Relatively high interest rates risk creating recessions, but the US Fed is relaxed about that possibility - for now. The US is currently enjoying what the BBC's economics editor has called a "strange economic boom", with unemployment at its lowest rate for five decades; spending on manufacturing construction has more than trebled, to nearly $20 billion/month.

How is this super-spend on manufacturing being funded? Borrowing. The Federal government's annual deficit is now about 6% of the size of the economy, almost twice the historical average of 3.7%. Total US national debt is around $34 trillion and the interest bill for this debt is some $870 billion/year, more than the US spends on defense. The fiscal trajectory of the country is "unsustainable" - and that's not just my opinion but that of the Treasury, the Federal Reserve and the International Monetary Fund (IMF). The US isn't going bankrupt; it can print all the Dollars it wants.

But there is a serious risk from turning on the printing presses. The potential peril is the damage to the credibility of the US, and the concomitant erosion of the Dollar's international status. President Biden has opted for a dose of Keynesian economics, that is hoping to achieve improved economic performance by massive government spending, on energy and infrastructure, and large tax breaks for industries such as the production of semiconductors, among other things.
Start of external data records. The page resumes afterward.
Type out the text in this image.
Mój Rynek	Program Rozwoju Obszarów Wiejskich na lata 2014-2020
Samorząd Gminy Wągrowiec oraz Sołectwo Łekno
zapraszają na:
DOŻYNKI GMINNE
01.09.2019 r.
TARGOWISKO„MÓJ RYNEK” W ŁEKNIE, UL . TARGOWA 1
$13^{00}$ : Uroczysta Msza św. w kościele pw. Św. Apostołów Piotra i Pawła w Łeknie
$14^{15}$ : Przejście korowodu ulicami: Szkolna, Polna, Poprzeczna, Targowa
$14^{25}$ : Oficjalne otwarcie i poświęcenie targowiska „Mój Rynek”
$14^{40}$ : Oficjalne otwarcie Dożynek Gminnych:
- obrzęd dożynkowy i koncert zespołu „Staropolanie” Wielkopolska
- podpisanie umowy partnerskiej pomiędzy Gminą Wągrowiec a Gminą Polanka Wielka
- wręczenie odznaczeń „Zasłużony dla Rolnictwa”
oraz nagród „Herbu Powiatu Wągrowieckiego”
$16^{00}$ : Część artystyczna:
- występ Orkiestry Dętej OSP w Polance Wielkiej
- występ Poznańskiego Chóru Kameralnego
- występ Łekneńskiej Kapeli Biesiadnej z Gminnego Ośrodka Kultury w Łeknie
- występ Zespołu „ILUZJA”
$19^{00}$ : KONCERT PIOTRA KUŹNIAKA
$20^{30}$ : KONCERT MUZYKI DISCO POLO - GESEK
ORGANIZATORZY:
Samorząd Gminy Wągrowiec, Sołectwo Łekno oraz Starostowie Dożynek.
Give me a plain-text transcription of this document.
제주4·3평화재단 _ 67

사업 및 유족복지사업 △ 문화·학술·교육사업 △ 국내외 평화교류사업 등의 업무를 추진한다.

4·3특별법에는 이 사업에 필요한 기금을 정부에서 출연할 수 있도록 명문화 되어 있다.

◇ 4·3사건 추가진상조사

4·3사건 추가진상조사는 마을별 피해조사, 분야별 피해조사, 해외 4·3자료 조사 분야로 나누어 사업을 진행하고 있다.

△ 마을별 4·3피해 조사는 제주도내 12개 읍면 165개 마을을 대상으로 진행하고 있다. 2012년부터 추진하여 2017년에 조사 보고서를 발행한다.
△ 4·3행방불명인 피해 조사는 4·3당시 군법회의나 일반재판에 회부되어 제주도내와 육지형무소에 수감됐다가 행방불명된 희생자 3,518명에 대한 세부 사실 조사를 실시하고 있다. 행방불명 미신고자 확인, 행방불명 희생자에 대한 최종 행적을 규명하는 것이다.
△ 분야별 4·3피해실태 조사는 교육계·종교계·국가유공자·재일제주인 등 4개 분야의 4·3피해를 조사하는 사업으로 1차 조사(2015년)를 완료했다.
President Biden's rival for the White House, Donald Trump, has said he wants a weaker Dollar, with the aim of boosting American exports. A weaker Dollar would indeed make America's exports cheaper, but it also risks stoking inflation. Given we are just five months away from the Presidential election it perhaps is not surprising that the Fed is dragging its feet over interest rate cuts.

Is the Dollar about to lose its international reserve status? No. Currencies don't lose that status overnight. In the 1950s the Pound Sterling, another former international reserve currency, still comprised 55% of global foreign exchange reserves; it took 20 years for that share to drop to 45%. Today, only monetary historians remember the heyday of the Pound. The slide from international status takes decades rather than months, but, once started, proves inexorable. Right now there is no obvious fiat currency alternative to the Dollar; which is one obvious reason why the world's central banks are busily stocking up gold.

At Glint, we make every effort to demonstrate a balanced conversation between gold, crypto and fiat currencies when it comes to purchasing power and, while we strongly believe that gold is the fairest and most reliable currency on the planet, we need to point out that it isn’t 100% risk free. While we have seen a steady increase over time, the value of gold can fall, which means that its purchasing power can also decline.